Artwork Details
- Title
- Locomotive Study (alternate design for mural study, Bowling Green, Kentucky Post Office)
- Artist
- Date
- 1941
- Location
- Not on view
- Dimensions
- sheet: 14 1⁄2 x 14 7⁄8 in. (36.7 x 37.8 cm)
- Credit Line
- Gift of Mrs. Mary Fife Laning
- Mediums
- Mediums Description
- pencil, pen and ink, carbon pencil, sanguine ink wash, and Chinese white on paper
- Classifications
- Subjects
- Study — mural study
- Landscape — Kentucky — Bowling Green
- Travel — water — riverboat
- New Deal — Treasury Section of Painting and Sculpture — Kentucky
- Figure group
- Animal — cattle
- Travel — land — train
- History — United States — westward expansion
- Object Number
- 1984.88.7
Artwork Description
Laning corresponded with various people in Bowling Green about possible subject matter for his mural, and the local newspaper solicited ideas from its readers. From the many suggestions he received, Laning worked out two proposals. Locomotive Study shows the city's first locomotive, which was brought by steamboat and hauled up the river bank by ox-teams. Laning included in the composition a bowling scene, as well as the tobacco and strawberry plants suggested by a local citizen.

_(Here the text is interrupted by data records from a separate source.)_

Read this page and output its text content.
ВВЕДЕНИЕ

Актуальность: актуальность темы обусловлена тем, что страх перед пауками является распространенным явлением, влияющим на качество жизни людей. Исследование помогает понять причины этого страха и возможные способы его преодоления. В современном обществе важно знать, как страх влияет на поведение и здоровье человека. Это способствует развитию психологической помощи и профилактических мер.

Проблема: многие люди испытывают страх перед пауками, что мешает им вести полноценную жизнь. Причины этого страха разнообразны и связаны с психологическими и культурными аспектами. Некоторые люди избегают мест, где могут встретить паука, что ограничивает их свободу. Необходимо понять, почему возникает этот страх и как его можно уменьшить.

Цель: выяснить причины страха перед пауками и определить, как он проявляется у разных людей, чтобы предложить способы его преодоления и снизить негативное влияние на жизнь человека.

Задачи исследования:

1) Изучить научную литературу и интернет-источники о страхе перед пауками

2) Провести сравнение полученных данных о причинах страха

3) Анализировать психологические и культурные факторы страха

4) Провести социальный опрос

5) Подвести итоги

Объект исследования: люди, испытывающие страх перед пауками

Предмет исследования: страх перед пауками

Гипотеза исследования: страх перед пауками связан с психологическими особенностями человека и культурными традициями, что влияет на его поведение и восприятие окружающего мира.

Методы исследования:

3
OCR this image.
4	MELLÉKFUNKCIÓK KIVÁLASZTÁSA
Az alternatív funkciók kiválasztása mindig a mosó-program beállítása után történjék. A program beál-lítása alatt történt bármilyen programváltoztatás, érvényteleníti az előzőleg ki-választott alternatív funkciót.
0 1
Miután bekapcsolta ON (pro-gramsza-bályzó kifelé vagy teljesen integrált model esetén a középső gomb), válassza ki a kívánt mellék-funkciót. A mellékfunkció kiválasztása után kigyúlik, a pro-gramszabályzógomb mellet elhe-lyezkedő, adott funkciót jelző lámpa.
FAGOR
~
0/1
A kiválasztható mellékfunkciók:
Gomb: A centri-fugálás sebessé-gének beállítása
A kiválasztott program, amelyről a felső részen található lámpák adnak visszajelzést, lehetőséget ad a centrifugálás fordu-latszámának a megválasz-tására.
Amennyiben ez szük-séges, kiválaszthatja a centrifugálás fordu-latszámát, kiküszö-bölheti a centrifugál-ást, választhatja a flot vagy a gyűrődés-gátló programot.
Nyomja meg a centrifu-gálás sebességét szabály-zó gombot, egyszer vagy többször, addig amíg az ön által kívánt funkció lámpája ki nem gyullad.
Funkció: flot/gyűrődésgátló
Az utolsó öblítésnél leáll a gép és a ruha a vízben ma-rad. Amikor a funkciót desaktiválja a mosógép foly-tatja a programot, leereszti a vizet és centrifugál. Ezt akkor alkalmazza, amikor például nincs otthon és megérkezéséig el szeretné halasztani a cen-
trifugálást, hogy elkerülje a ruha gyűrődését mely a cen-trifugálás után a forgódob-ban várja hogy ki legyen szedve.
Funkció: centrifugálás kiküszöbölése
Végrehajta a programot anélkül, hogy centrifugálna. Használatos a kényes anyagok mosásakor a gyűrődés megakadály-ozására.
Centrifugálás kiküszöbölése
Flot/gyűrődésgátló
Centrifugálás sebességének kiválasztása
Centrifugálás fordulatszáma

His second idea, which was chosen for execution, featured a story about Kentucky's native son, Daniel Boone. He explained the tale as follows: "The 'Long Hunters' (so named for their prolonged stay in the wilderness) were alarmed one day by a strange sound in the forest. Veteran woodsmen though they were, the Long Hunters admitted they had never heard anything that remotely resembled it.... As one man [they] reached for their long rifles; and Casper Mansker, already famous as a woodsman, slipped silently off to investigate.... Gripping his loaded rifle, Mansker dodged from tree to tree--and came upon Daniel Boonie lying flat on his back on an outspread deerskin, all alone and singing cheerfully to himself. Indians or no Indians, Daniel felt happy that day; and like most men who lived much alone, he had a habit of singing and whistling to himself."
Although a few citizens critisized the mural as insufficiently serious in theme, an article in the Bowling Green Daily News praised the painting for its local character and national historical significance.